There continues to be an increase in problem gambling-related calls to the HOPEline since the Jan. 8 launch of legal online sports betting in New York.
Still, the increase wasn’t nearly as drastic in April as it was in the previous three months.
After year-over-year call increases of over 40% during the first three months of 2022, April saw only an 11% uptick, according to the state’s Office of Addiction Services and Supports (OASAS).
Emphasis rises on responsible gambling as NY sports betting grows
As of May 15, New York moved into the top five all-time among all states — regardless of launch date — in online sports betting handle ($6.9 billion).
That has led to $493.1 million in gross gaming revenue for NY sportsbooks and $251.5 million in state tax revenue.
New York agencies continue to take steps to provide necessary services for problem gamblers. The NYSGC, New York Council on Problem Gambling and OASAS visited gaming facilities throughout the state to promote responsible gambling.
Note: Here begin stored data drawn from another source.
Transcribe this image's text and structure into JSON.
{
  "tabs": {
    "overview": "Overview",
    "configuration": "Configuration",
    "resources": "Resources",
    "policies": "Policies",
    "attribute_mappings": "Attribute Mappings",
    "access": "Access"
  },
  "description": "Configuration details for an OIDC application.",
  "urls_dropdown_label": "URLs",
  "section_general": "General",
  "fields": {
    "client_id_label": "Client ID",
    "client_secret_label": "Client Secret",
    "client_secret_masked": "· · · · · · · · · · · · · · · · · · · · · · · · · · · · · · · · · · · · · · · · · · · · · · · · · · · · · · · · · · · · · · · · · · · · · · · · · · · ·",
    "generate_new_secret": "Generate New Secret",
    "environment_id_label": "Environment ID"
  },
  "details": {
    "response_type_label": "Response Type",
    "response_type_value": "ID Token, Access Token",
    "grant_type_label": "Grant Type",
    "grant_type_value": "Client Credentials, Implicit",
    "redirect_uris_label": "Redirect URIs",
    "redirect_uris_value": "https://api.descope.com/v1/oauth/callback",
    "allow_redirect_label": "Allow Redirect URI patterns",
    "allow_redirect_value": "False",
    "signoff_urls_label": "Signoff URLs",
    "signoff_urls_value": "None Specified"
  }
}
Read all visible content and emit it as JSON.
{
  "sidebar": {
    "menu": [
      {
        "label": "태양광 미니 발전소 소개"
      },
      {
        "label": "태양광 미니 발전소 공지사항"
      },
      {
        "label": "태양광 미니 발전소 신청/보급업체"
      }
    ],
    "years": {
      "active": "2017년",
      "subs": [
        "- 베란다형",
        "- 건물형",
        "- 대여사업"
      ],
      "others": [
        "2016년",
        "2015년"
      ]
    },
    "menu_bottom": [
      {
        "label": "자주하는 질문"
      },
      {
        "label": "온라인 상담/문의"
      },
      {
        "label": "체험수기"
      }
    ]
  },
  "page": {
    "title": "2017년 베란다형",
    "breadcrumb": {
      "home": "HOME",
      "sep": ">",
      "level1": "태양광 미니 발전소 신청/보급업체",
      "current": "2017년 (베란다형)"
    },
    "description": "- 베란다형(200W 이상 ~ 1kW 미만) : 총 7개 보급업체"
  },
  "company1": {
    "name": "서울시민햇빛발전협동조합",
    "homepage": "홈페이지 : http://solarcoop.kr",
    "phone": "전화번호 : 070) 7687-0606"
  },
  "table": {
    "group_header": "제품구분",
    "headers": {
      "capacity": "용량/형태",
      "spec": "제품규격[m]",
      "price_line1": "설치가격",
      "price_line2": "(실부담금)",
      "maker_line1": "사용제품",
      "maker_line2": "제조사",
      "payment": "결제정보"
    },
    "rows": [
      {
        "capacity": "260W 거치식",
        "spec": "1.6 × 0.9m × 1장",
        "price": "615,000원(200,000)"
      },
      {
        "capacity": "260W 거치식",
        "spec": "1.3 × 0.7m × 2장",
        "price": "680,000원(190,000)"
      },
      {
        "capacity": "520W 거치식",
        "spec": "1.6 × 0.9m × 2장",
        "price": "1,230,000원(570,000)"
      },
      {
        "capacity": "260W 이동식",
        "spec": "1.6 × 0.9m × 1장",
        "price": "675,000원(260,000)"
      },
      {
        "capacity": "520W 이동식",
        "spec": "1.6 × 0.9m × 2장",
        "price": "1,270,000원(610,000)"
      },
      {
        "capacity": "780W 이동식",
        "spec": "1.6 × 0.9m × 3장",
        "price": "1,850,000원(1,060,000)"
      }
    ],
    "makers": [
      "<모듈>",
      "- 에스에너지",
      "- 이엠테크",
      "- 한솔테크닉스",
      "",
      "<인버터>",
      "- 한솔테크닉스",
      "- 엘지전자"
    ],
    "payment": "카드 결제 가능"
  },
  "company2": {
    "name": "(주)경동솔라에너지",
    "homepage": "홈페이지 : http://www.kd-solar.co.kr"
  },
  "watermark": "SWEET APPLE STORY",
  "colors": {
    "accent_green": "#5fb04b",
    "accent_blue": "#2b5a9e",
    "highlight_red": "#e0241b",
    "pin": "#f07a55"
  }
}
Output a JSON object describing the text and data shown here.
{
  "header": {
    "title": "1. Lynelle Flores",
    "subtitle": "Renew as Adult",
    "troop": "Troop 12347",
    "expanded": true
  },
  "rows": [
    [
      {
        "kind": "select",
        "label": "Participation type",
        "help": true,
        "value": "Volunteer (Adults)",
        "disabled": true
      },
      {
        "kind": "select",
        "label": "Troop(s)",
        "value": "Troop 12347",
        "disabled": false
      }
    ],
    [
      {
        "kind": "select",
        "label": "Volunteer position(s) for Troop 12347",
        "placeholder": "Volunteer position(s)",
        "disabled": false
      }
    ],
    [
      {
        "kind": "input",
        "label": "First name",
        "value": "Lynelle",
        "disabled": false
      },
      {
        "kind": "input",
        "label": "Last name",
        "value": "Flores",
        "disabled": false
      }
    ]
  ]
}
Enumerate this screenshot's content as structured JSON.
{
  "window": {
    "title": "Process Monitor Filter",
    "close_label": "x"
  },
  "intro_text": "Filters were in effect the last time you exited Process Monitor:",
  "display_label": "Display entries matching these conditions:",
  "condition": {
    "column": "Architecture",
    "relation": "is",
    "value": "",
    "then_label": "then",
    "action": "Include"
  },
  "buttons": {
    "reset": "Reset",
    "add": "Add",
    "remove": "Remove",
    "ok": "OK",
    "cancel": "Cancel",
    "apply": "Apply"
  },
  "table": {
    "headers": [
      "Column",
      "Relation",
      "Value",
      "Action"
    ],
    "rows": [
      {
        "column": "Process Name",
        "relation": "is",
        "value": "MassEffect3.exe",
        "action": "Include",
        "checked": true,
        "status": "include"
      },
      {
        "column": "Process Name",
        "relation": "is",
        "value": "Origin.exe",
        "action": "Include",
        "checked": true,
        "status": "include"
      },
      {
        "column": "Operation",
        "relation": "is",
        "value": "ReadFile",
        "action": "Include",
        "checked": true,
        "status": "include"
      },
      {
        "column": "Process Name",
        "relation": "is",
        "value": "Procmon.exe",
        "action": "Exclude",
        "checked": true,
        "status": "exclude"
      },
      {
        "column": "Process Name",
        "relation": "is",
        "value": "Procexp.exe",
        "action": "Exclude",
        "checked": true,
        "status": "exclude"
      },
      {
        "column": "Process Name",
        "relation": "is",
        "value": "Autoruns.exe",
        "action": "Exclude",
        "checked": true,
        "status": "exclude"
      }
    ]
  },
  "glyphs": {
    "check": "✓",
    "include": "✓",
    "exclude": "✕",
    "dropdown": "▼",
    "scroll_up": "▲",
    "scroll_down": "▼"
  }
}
Signage featuring the first-ever Quick Response (QR) code recently debuted at Resorts World Catskills, MGM Empire City and several other gaming facilities.
The QR code enables problem gamblers to connect with locally trained professionals in real time. You simply need to point your phone camera at the code. The phone will ask if you would like to open a link to the website NYProblemGamblingHelp.org.
Representatives discuss potential for additional funding
On May 16, Sen. Joe Addabbo and Assemb. Gary Pretlow had a roundtable discussion with OASAS and NYCPG to discuss how to properly allocate the additional $6 million in addiction funding from online sports betting. That $6 million represents less than 1% of state tax revenue from NY online sports betting. NYCPG had called for 3% — or about $20 million — to provide proper resources for problem gamblers.
As NYCPG Executive Director Jim Maney previously told PlayNY: “We’re going to have to deliver services 24/7 now.”
Addabbo agreed, telling PlayNY, “We need to get to a point where we’re offering 24/7 services for problem gambling.”
Continued Addabbo: “We have some work to do. The bottom line is we have somewhat of a blueprint going forward for what would be maybe even next budget.
“We’re on that path to identify the issues that have to be addressed, because you want to stay ahead of the curve as we methodically and safely regulate the expansion of gaming in New York.”
The key: Education and pre-addiction programs, especially as children become exposed to gambling advertising at a younger age.
“The conversation was really fantastic,” Addabbo said. “I give a lot of credit to OASAS and I give a tremendous amount of credit to the NYCPG and this NY Responsible Play Partnership as we work together to benefit individuals going forward.”